ESG, Investments

ESG restricting investment landscape

ESG investment criteria have become a bureaucratic, activist-influenced framework restricting individual freedoms and potentially harming shareholder interests.

Environmental, social and governance (ESG) investment criteria have become excessively bureaucratic, influenced by activists and impose a rigid framework on companies, according to a United Kingdom-based global asset manager.

Aubrey Capital Management director Sharon Bentley-Hamlyn said the concept of ESG investing was gradually moving away from its original intent and had evolved into something fundamentally different.

“What might have been a framework to encourage more ethical investing [has] become a bureaucratic nightmare of box ticking, supported by a ratings industry that has helped large investment management companies greenwash their funds,” Bentley-Hamlyn said.

“It looks now as if ESG is becoming something much worse because it appears to have been hijacked by social and environmental ‘activists’, in addition to the bureaucracy.”

She observed the growing adoption of ESG in the investment community was resulting in increasingly “coercive” regulations, which had restricted individual freedoms and curtailed companies’ capacity to prioritise shareholder interests.

“Investors withdraw or vote against management in annual general meetings because companies are not fulfilling certain social criteria. Corporations start to espouse political ideologies and use their capital to force social outcomes. Companies themselves feel pressured to fulfil certain criteria, even if it is not in their or their shareholders’ economic interest to do so,” she suggested.
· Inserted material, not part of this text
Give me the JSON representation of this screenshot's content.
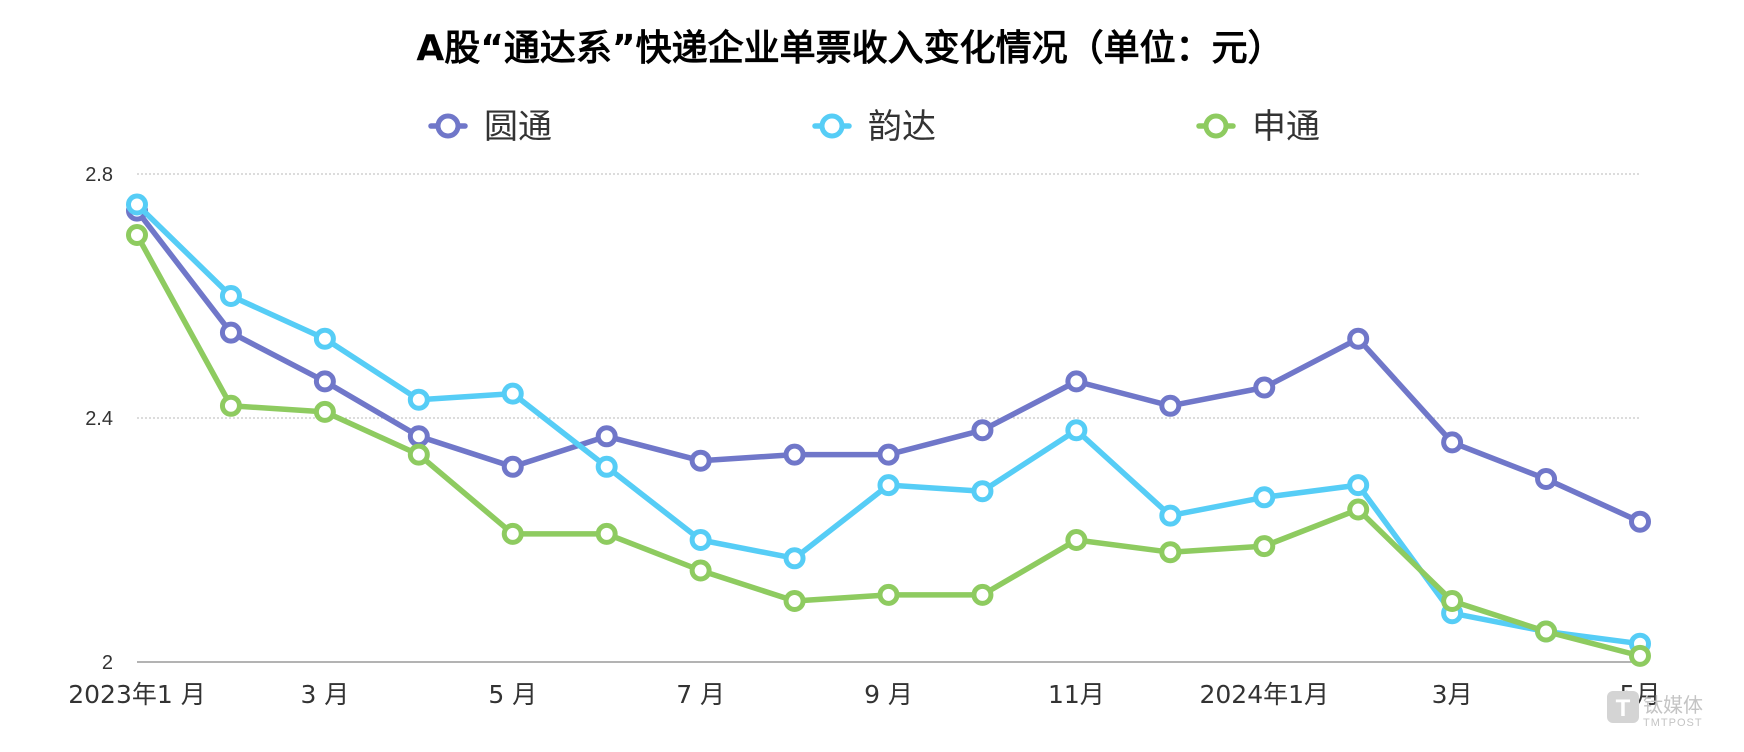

“The same goes for climate-related targets. Targets for net zero may appear laudable, but what will be the repercussions for individuals and businesses? Having access to affordable energy is crucial to individuals, as well as corporate and national well-being.

“It is about achieving the right balance and when we start getting ‘diktats’ as to where we can travel [and] what mode of transport we can use, we can be pretty sure we will not achieve the balance most of us seek.”

She advocated for the adoption of a market-driven and adaptable approach to ESG investing as a model to follow going forward, believing such an approach would yield a more sustainable outcome in the long haul.

“We concede that our societies cannot currently function without conventional energy, but we believe that the decision of where to invest should be left to individual investors and not dictated by bureaucrats and pressure groups,” she said.

“The passage of time and the logic of the market will eventually dictate which types of energy we should be using and in a far more balanced way than governments, the bureaucracy or indeed ESG ever can.”